Xcel Energy operates in eight states. Its subsidiary, Southwestern Public Service Co., has been in Roswell for more than a century and serves about 385,000 people in New Mexico and West Texas. Xcel is proposing two huge wind farms — a 522-megawatt facility between Portales and Lovington, and a companion 478-megawatt facility north of Lubbock, Texas.
Once built, the $1.6 billion wind farms, combined with 230 megawatts of wind from a nearby NextEra facility, would provide enough electricity to power about 440,000 average homes annually – easily a quarter of the state’s population.
Xcel says the farms would save ratepayers about $2.8 billion in electric costs over 30 years by offsetting higher fuel costs from natural gas and other sources. The company has agreed to cap cost recovery for the project – which it is entitled to – at $1,675 per kilowatt, is guaranteeing the wind farms will produce a minimum annual output of 48 percent of capacity, and says customers will be credited 100 percent of the federal production tax credits for wind generation it will receive once the farms come online. The project would bring at least $57 million in local spending for New Mexico contractors, vendors and labor. And it has the seal of approval from the New Mexico Attorney General’s Office, the Coalition for Clean Affordable Energy, the environmental group Western Resource Advocates and the PRC’s utility division staff.
So it is troubling Public Regulation Commission hearing examiner Elizabeth Hurst wants PRC commissioners to reject Xcel’s proposal – which all the aformentioned entities have signed off on – to recover lost earnings that accumulate during the time that lags between when the wind farms actually come online and when the commission eventually approves new rates for cost recovery and profits on its project.
Because what business is willing to invest $1.6 billion and then operate up to two years without making any money?
And this is happening at the same time New Mexico is trying to move away from traditional coal-generated power and is seeing Public Service Company of New Mexico not only shutter two units at the San Juan Generating Station, but prepare for the ultimate shutdown of the plant in 2022.

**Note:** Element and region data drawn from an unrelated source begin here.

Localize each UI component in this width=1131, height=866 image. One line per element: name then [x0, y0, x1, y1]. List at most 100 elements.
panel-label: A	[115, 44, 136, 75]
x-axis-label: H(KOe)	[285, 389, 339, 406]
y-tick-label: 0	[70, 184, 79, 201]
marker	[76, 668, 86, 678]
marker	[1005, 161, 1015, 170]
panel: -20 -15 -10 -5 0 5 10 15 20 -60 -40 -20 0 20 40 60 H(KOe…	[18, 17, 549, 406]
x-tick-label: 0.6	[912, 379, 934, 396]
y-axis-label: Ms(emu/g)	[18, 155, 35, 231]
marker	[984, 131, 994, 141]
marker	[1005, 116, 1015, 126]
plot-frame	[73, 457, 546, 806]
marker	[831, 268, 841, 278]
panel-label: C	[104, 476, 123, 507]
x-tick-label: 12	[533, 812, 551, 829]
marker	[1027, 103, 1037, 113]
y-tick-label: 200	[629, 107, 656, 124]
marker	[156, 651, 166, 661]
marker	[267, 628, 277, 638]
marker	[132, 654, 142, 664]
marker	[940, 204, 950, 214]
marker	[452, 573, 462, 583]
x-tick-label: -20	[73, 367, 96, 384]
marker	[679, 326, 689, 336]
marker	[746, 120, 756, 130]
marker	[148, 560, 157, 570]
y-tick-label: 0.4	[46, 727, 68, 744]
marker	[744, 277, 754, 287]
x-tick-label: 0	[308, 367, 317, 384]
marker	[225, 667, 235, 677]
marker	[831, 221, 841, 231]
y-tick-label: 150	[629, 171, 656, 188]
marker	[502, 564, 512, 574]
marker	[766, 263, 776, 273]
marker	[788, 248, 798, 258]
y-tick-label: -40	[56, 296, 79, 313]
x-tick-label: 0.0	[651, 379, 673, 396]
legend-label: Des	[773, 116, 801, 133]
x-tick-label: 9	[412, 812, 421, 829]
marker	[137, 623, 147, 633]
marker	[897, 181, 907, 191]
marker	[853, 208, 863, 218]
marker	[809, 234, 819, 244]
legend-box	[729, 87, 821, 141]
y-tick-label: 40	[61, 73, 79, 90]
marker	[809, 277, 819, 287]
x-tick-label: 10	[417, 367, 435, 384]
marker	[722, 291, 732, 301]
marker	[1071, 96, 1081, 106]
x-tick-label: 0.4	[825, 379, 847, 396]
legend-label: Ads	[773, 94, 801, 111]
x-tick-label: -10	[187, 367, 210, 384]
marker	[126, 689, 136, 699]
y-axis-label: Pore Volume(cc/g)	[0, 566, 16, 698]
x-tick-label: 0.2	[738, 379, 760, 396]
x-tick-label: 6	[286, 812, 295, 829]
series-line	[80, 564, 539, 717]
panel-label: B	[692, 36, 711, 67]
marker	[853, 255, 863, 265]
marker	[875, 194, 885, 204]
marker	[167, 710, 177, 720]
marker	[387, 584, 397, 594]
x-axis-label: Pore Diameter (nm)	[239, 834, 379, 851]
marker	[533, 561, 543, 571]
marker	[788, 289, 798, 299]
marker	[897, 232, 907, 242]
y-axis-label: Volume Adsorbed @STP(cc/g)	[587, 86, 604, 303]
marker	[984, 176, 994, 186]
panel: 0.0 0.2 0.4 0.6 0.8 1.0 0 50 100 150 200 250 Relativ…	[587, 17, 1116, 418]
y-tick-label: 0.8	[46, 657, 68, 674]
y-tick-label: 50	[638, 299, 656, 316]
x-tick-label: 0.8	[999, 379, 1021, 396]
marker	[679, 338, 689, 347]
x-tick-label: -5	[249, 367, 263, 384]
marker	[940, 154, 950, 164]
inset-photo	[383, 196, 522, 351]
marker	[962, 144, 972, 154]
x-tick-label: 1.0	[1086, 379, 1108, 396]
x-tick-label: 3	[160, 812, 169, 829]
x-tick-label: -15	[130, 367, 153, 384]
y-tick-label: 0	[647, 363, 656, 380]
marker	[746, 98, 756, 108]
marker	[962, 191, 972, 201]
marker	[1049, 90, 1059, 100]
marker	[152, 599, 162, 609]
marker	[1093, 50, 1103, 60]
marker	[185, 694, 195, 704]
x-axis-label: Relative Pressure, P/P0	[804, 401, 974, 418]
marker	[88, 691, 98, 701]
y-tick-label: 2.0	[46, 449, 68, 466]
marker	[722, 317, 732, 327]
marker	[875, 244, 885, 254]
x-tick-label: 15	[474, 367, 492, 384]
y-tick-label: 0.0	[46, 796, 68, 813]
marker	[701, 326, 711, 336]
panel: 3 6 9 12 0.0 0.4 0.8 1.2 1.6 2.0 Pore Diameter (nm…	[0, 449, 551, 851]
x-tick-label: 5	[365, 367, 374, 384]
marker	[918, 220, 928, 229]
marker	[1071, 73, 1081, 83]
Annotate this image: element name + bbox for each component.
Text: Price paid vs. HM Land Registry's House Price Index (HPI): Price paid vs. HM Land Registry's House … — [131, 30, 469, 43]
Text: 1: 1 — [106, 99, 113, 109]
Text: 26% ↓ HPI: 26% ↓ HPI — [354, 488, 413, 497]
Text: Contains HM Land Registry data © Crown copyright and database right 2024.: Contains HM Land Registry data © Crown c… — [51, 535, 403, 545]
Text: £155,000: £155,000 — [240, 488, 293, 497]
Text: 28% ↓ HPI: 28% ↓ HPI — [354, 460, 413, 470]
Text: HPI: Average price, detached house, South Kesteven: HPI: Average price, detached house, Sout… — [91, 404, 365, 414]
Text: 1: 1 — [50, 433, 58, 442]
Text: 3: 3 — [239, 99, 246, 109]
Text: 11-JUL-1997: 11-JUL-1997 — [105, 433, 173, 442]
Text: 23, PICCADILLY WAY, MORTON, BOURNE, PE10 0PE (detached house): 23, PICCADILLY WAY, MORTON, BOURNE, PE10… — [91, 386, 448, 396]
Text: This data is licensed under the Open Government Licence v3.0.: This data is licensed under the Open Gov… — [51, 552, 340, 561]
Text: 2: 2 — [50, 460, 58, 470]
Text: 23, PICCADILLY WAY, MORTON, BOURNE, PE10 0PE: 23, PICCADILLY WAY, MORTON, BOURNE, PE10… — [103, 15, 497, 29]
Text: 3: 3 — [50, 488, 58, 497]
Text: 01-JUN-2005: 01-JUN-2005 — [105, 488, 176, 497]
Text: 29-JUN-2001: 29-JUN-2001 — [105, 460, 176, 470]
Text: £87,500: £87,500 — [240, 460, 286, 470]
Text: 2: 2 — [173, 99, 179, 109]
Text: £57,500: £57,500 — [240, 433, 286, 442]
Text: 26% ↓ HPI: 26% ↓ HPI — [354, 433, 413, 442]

Hurst is right to want to ensure the agreement doesn’t run afoul of the law and end up setting rates retroactively. But the fact is, allowing Xcel/Southwestern to simply set interim rates with the understanding adjustments will be made accordingly is not retroactive rate-making; it is establishing a reasonable rate placeholder, a tool that protects and provides certainty for all involved. Under Hurst’s plan, customers would be benefitting from the electricity generated by the facilities while Southwestern would go up to two years writing off its earnings.
And who can afford to do that?
Not Xcel, which has already mentioned moving its plans to Colorado or Minnesota, even though New Mexico and Texas have the best wind save for offshore and deliver more reliable power and more reliable savings.
As the PRC considers Xcel’s proposal and Hurst’s recommendation, it is important commissioners step back and consider New Mexico’s goals on renewable energy, the many entities backing this plan as well as the federal tax credits that make it economically feasible (those expire March 22).
Because this is an opportunity New Mexico doesn’t want to see gone with the wind.